Dr Qiu Shenqiang, who led her treatment, said the blood vessels around the detached ear were “severely damaged”.
To keep the ear alive, surgeons decided to attach it to Sun's right foot, where thinner skin and matching blood vessels could maintain circulation.
The procedure - known as heterotopic grafting - is used in microsurgery but is rarely carried out for ear replantation.

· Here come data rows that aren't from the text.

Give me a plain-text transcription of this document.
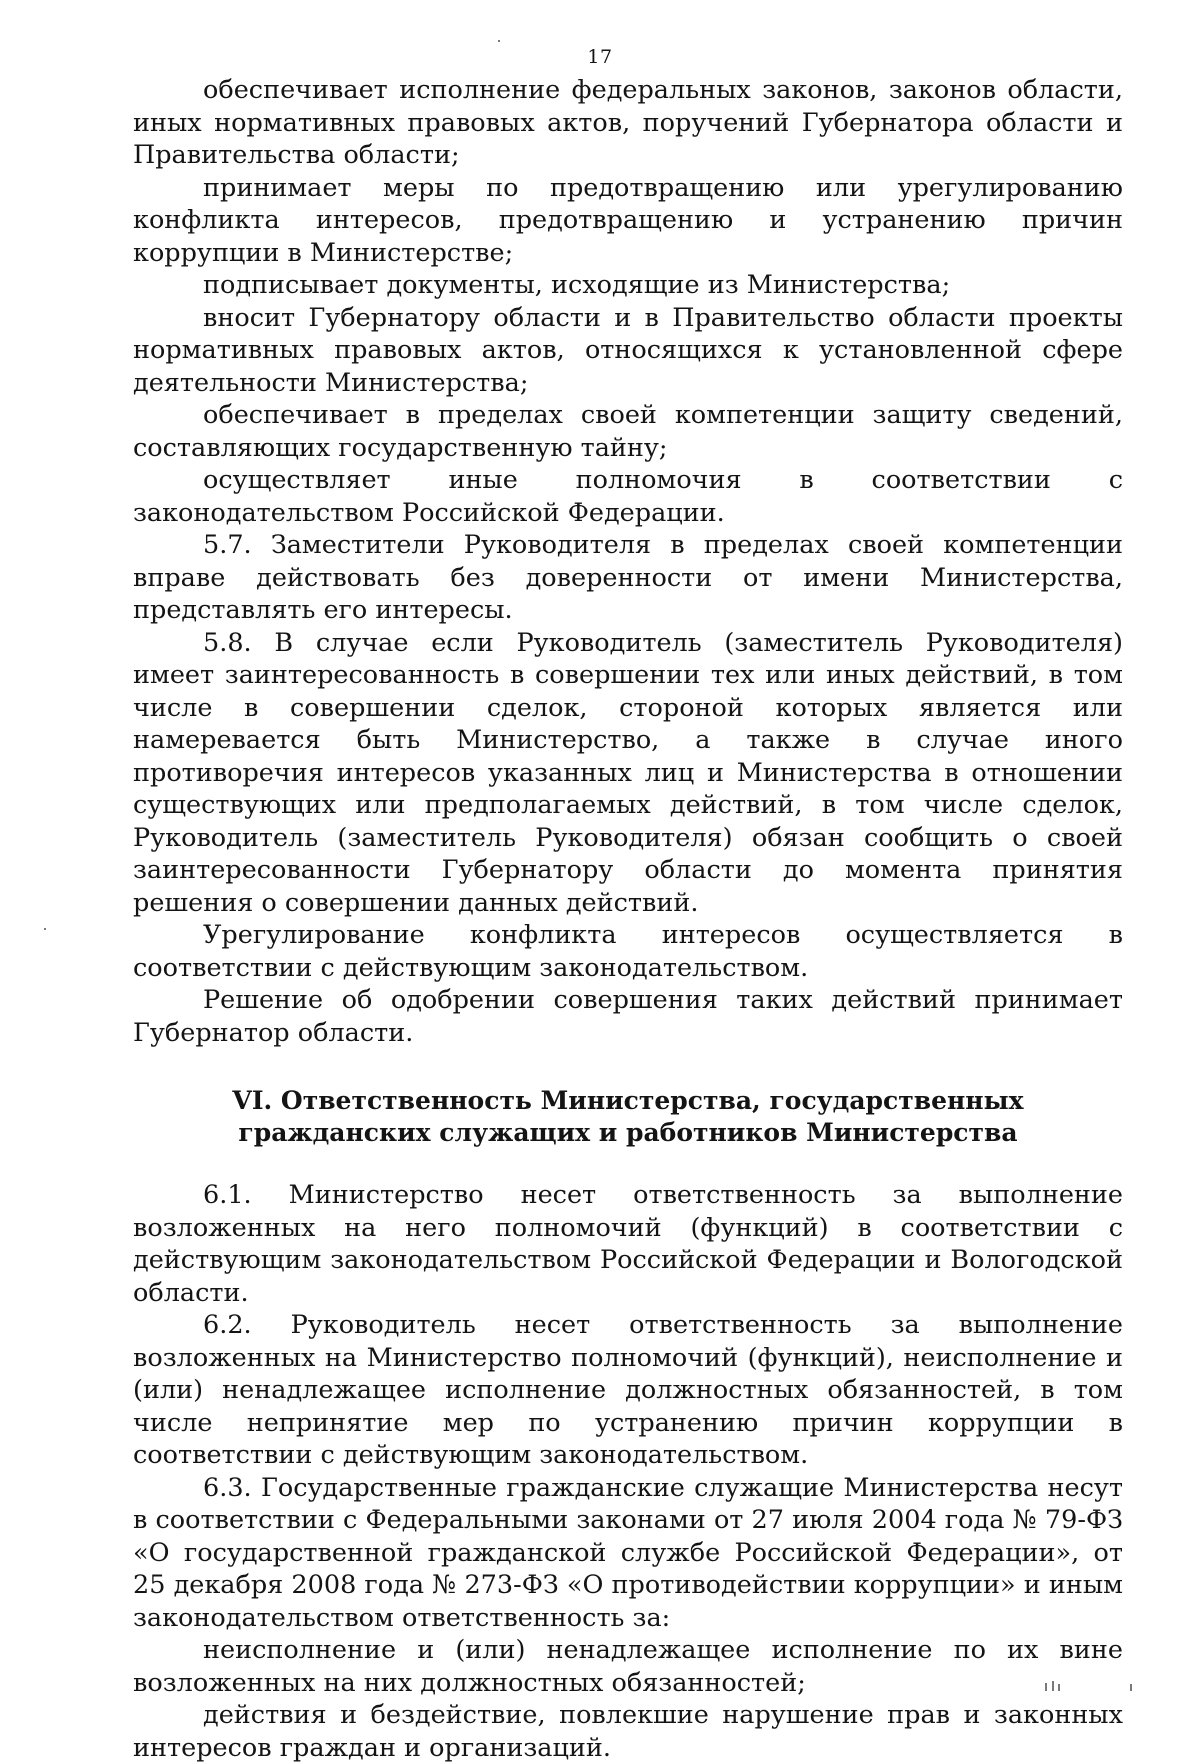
17

обеспечивает исполнение федеральных законов, законов области, иных нормативных правовых актов, поручений Губернатора области и Правительства области;

принимает меры по предотвращению или урегулированию конфликта интересов, предотвращению и устранению причин коррупции в Министерстве;

подписывает документы, исходящие из Министерства;

вносит Губернатору области и в Правительство области проекты нормативных правовых актов, относящихся к установленной сфере деятельности Министерства;

обеспечивает в пределах своей компетенции защиту сведений, составляющих государственную тайну;

осуществляет иные полномочия в соответствии с законодательством Российской Федерации.

5.7. Заместители Руководителя в пределах своей компетенции вправе действовать без доверенности от имени Министерства, представлять его интересы.

5.8. В случае если Руководитель (заместитель Руководителя) имеет заинтересованность в совершении тех или иных действий, в том числе в совершении сделок, стороной которых является или намеревается быть Министерство, а также в случае иного противоречия интересов указанных лиц и Министерства в отношении существующих или предполагаемых действий, в том числе сделок, Руководитель (заместитель Руководителя) обязан сообщить о своей заинтересованности Губернатору области до момента принятия решения о совершении данных действий.

Урегулирование конфликта интересов осуществляется в соответствии с действующим законодательством.

Решение об одобрении совершения таких действий принимает Губернатор области.

VI. Ответственность Министерства, государственных
гражданских служащих и работников Министерства

6.1. Министерство несет ответственность за выполнение возложенных на него полномочий (функций) в соответствии с действующим законодательством Российской Федерации и Вологодской области.

6.2. Руководитель несет ответственность за выполнение возложенных на Министерство полномочий (функций), неисполнение и (или) ненадлежащее исполнение должностных обязанностей, в том числе непринятие мер по устранению причин коррупции в соответствии с действующим законодательством.

6.3. Государственные гражданские служащие Министерства несут в соответствии с Федеральными законами от 27 июля 2004 года № 79-ФЗ «О государственной гражданской службе Российской Федерации», от 25 декабря 2008 года № 273-ФЗ «О противодействии коррупции» и иным законодательством ответственность за:

неисполнение и (или) ненадлежащее исполнение по их вине возложенных на них должностных обязанностей;

действия и бездействие, повлекшие нарушение прав и законных интересов граждан и организаций.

During the months that followed, Ms Sun had to protect the fragile graft, wearing loose footwear and keeping physical activity gentle.
After five months of "parasitic growth", surgeons at Shandong Qianfoshan Hospital in Jinan were finally able to transplant the ear back to its natural position.
Ms Sun was reportedly moved to tears when her stitches were removed, thanking the medical team for their painstaking work.
Earlier this year, a woman whose skull was virtually "internally decapitated" from her spine after a freak sports accident described having her head reattached by miracle surgeons. Megan King "turned into a human statue" after she fell to the ground while playing football in 2005, leading to decades of health struggles.
Megan, who was just 16 at the time, needed a staggering 37 operations after she jumped to catch a ball during a match and landed badly on September 21, 2005. Two decades after her horrific incident, doctors were able to reattach her spine and head in an incredible, and rare, surgery.
A decade after her horror fall, doctors were able to figure out what was behind her condition and diagnose her with hypermobile Ehlers-Danlos syndrome (hEDS) in 2015. This rare genetic disorder impacts the body's ability to make collagen - a key joint tissue.
Doctors later fused her bones from her head down to her pelvis. Although spinal fusions are not uncommon, only 10% of people worldwide have been fused from the skull to the pelvis.
She said: "I'm literally a human statue. My spine doesn't move at all. But that doesn't mean I've stopped living."